= Thomas Saunders (born 1593) =

Sir Thomas Saunders (1593–1653) was an English knight and Buckinghamshire landowner. He was a Member of Parliament, Deputy Lieutenant for Buckinghamshire, High Sheriff of Buckinghamshire and a Parliamentarian army officer during the English Civil War. His surname was often written as Sanders.

==Early life==

Sir Thomas Saunders was the third son of Richard Saunders of Amersham (died 1601) and his wife, Elizabeth née Blount. The Saunders had been major landowners in Buckinghamshire for several generations and his father had been lord of the manors of Moreton in Dinton and Pitchcott. Through his mother, Sir Thomas' first cousin was Henry Blount (knight)

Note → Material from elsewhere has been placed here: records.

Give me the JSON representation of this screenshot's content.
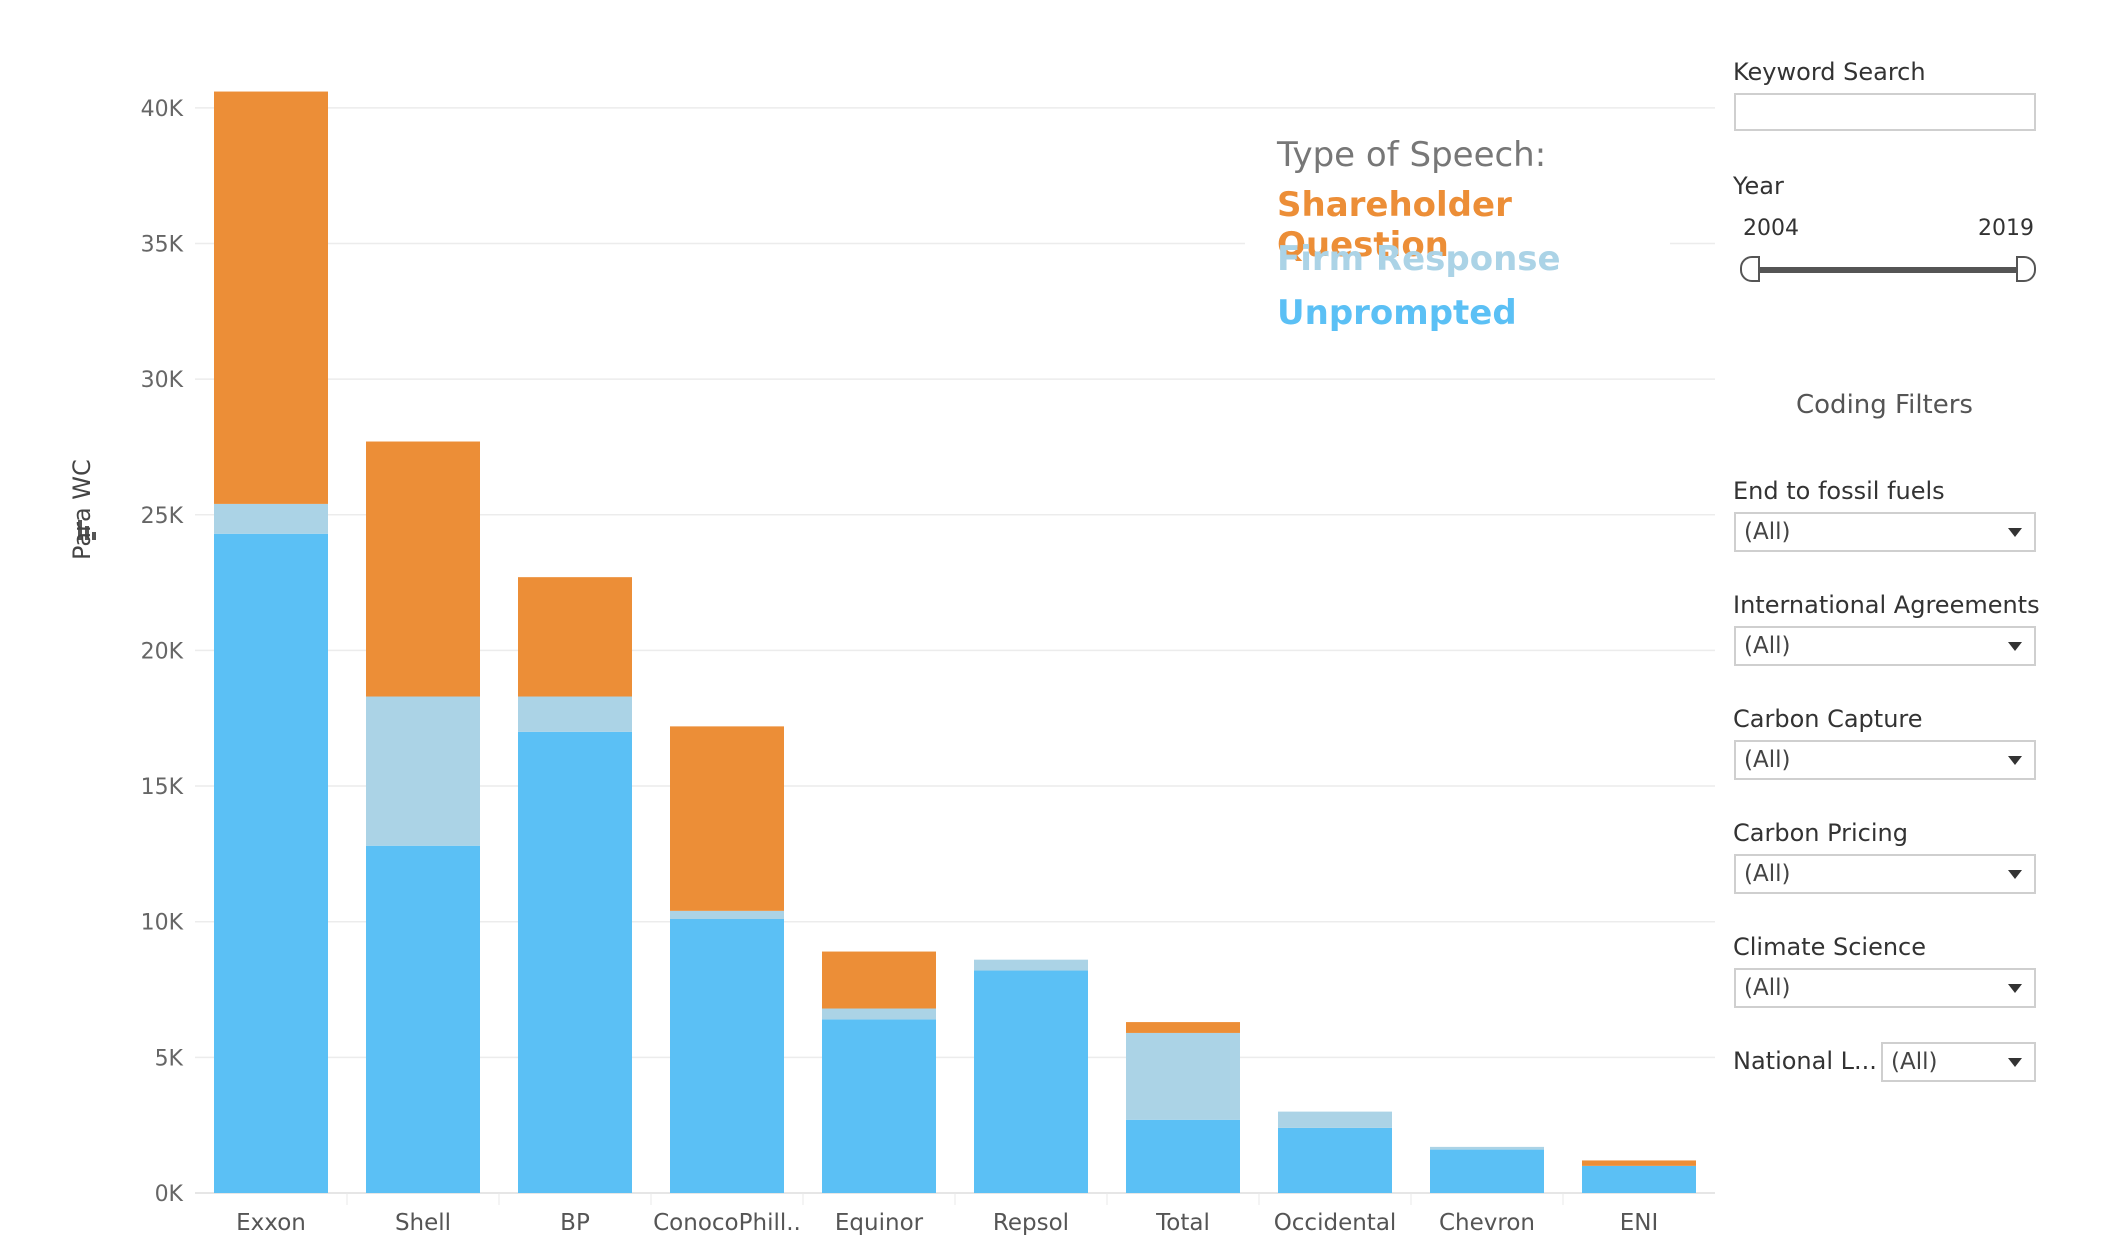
{
  "chart_data": {
    "type": "bar",
    "stacked": true,
    "categories": [
      "Exxon",
      "Shell",
      "BP",
      "ConocoPhill..",
      "Equinor",
      "Repsol",
      "Total",
      "Occidental",
      "Chevron",
      "ENI"
    ],
    "series": [
      {
        "name": "Unprompted",
        "color": "#5bc0f5",
        "values": [
          24300,
          12800,
          17000,
          10100,
          6400,
          8200,
          2700,
          2400,
          1600,
          1000
        ]
      },
      {
        "name": "Firm Response",
        "color": "#abd3e6",
        "values": [
          1100,
          5500,
          1300,
          300,
          400,
          400,
          3200,
          600,
          100,
          0
        ]
      },
      {
        "name": "Shareholder Question",
        "color": "#ec8e37",
        "values": [
          15200,
          9400,
          4400,
          6800,
          2100,
          0,
          400,
          0,
          0,
          200
        ]
      }
    ],
    "ylabel": "Para WC",
    "ylim": [
      0,
      42500
    ],
    "yticks": [
      0,
      5000,
      10000,
      15000,
      20000,
      25000,
      30000,
      35000,
      40000
    ],
    "yticklabels": [
      "0K",
      "5K",
      "10K",
      "15K",
      "20K",
      "25K",
      "30K",
      "35K",
      "40K"
    ],
    "grid": true
  },
  "legend": {
    "title": "Type of Speech:",
    "items": [
      {
        "label": "Shareholder Question",
        "color": "#ec8e37"
      },
      {
        "label": "Firm Response",
        "color": "#abd3e6"
      },
      {
        "label": "Unprompted",
        "color": "#5bc0f5"
      }
    ]
  },
  "filters": {
    "keyword_label": "Keyword Search",
    "keyword_value": "",
    "year_label": "Year",
    "year_min": "2004",
    "year_max": "2019",
    "coding_title": "Coding Filters",
    "dropdowns": [
      {
        "label": "End to fossil fuels",
        "value": "(All)"
      },
      {
        "label": "International Agreements",
        "value": "(All)"
      },
      {
        "label": "Carbon Capture",
        "value": "(All)"
      },
      {
        "label": "Carbon Pricing",
        "value": "(All)"
      },
      {
        "label": "Climate Science",
        "value": "(All)"
      },
      {
        "label": "National L...",
        "value": "(All)"
      }
    ]
  }
}
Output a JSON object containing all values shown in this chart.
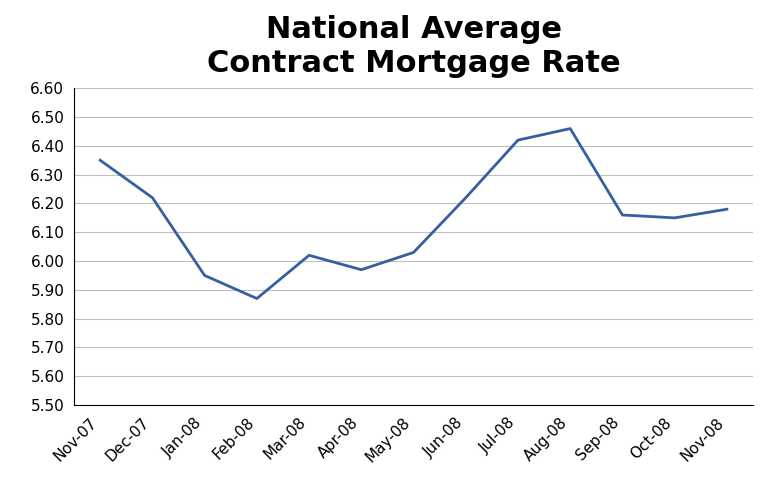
{
  "title": "National Average\nContract Mortgage Rate",
  "x_labels": [
    "Nov-07",
    "Dec-07",
    "Jan-08",
    "Feb-08",
    "Mar-08",
    "Apr-08",
    "May-08",
    "Jun-08",
    "Jul-08",
    "Aug-08",
    "Sep-08",
    "Oct-08",
    "Nov-08"
  ],
  "y_values": [
    6.35,
    6.22,
    5.95,
    5.87,
    6.02,
    5.97,
    6.03,
    6.22,
    6.42,
    6.46,
    6.16,
    6.15,
    6.18
  ],
  "line_color": "#3560A0",
  "line_width": 2.0,
  "ylim": [
    5.5,
    6.6
  ],
  "yticks": [
    5.5,
    5.6,
    5.7,
    5.8,
    5.9,
    6.0,
    6.1,
    6.2,
    6.3,
    6.4,
    6.5,
    6.6
  ],
  "title_fontsize": 22,
  "title_fontweight": "bold",
  "tick_fontsize": 11,
  "background_color": "#ffffff",
  "grid_color": "#c0c0c0"
}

Saunders matriculated at King's College, Cambridge in 1613. He was admitted to the Middle Temple that same year.

==Estate==

The manor of Pitchcott had passed from Richard Saunders to John Saunders, his eldest son. John Saunders died in 1623 and the manor passed to his daughter Elizabeth and her husband Sir Walter Pye. Sir Walter and Elizabeth conveyed the manor of Pitchcott to Sir Thomas Saunders and his brother Francis in 1637. Sir Thomas Saunders also owned lands in the nearby parishes of Oving and North Marston.

==Career==

In 1638, Sir Thomas Saunders was a justice of the peace for the county of Buckinghamshire. During the Short Parliament in 1640, Sir Thomas was returned to Parliament as one of the burgesses for the borough of Aylesbury. Due to the fact that the Short Parliament only sat for three weeks, it is unclear whether or not Sir Thomas attended any sessions of Parliament.

In May 1642, under the authority of Philip Wharton, 4th Baron Wharton, Sir Thomas Saunders was appointed Deputy Lieutenant for the County of Buckinghamshire.

Saunders fought on the side of Parliament at the Battle of Edgehill as a captain in Arthur Goodwin's troop of horse. Sir Thomas retired from the Parliamentary army in January 1643. An account of his experience as a captain in the army is held by the National Archives in Kew.

He once again served as a justice of the peace in 1646. in 1648, he was appointed by Parliament to the committee for the County of Buckinghamshire for the purpose of settling the Militia.

In 1649, Saunders was appointed and served as High Sheriff of Buckinghamshire.

== Family and personal life==

In 1623, Saunders was knighted by James I at Newmarket. Sir Thomas Saunders married Alice Watkins in 1625. Through his wife Alice, he was the brother-in-law of Charles Fleetwood of the Vache, Buckinghamshire.

Thomas Saunders ( -1690) was the eldest son and heir of Sir Thomas Saunders. Thomas would marry Elizabeth Proby (1626- ), the sister of Sir Thomas Proby, 1st Bt.